A mesma campainha irritante de sempre - Era o despertador.

Olho para o relógio; 8:00 hrs.  Travei-o e permaneci quieto, assustado, olhando para o teto enquanto o corpo se mantinha envolto por suores e cobertor. Instantes instigantes onde eu revivia o medonho pesadelo. Repentinamente o telefone toca.  Sem  vontade de atendê-lo esperei que a pessoa desistisse. La pelo décimo toque o aparelho silencia. Levantei, fui à cozinha preparar um café instantâneo. De lá ouço o maldito telefone tocando novamente. Voltei para o meu quarto e fiquei olhando  pro crápula negro e percebi que ele não se calaria tão cedo. Será que o mundo não podia perceber que para  mim pouco importava quem estivesse do outro lado da linha?  Tanto faria se fosse a pompa de uma Jacqueline Kennedy ou o cineasta que mostrou para o mundo a calcinha de Marylin Monroe sendo abatida por um ventilador oculto e gigante. O mundo tinha por obrigação compreender e respeitar o meu  mau humor. Era um direito meu.  O telefone parecia não entender os pensamentos e os desejos humanos, portanto persistia esgoelando, histérico.

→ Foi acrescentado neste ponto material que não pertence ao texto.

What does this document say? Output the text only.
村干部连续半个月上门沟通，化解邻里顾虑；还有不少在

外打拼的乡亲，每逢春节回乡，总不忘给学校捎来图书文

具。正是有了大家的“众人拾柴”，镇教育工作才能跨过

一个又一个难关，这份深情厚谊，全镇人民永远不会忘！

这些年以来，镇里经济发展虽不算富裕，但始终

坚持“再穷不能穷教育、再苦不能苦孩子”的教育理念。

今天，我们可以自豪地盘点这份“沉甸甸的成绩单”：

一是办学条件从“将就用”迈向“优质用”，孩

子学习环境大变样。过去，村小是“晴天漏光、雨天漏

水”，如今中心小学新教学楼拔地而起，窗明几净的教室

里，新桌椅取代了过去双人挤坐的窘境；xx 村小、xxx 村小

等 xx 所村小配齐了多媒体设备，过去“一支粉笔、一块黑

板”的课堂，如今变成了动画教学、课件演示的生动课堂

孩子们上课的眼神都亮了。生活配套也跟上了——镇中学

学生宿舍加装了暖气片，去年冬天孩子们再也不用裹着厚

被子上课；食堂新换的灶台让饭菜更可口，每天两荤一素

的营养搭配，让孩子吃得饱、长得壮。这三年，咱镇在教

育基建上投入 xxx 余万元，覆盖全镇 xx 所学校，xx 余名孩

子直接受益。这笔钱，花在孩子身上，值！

O som da campainha adentrava em meus ouvidos, pavoroso, estridente, fazendo-me relembrar  a sirene duma fabricava onde trabalhei e que pontualmente ao meio dia avisava-nos da hora da bóia.  Atendi antes que me sentisse pior.

-Alô, Neves, aqui quem fala é o Ezequiel! – Identificou-se o meu editor.

-Ta certo, ta certo! Sei que estou atrasado. Mas, está pronto, terminei nesta noite. – Respondi de má vontade. Ele estava à caça do conto.

-Porra, Neves! Você insiste em nos fazer de palhaços! Faz mais de mês que você promete, promete, só promete! - Inquestionavelmente ele demonstrava sua irritação. Talvez, Neves estivesse mais impaciente  que eu.

-Mas, mas.....  - Tentei argumentar. Fui interropido por ele, aos berros.

-MAS,  MAS, MAS, É  O  CARALHO, NEVES!  SE  VOCÊ  SONHASSE  COM  ESSA  MERDA  TODO  SANTO  DIA,  SE TIVESSE  PESADELOS  COM  ESSE  FAMIGERADO  CONTO  JÁ NOS TERIA ENTREGUE  HÁ  MUITO  TEMPO!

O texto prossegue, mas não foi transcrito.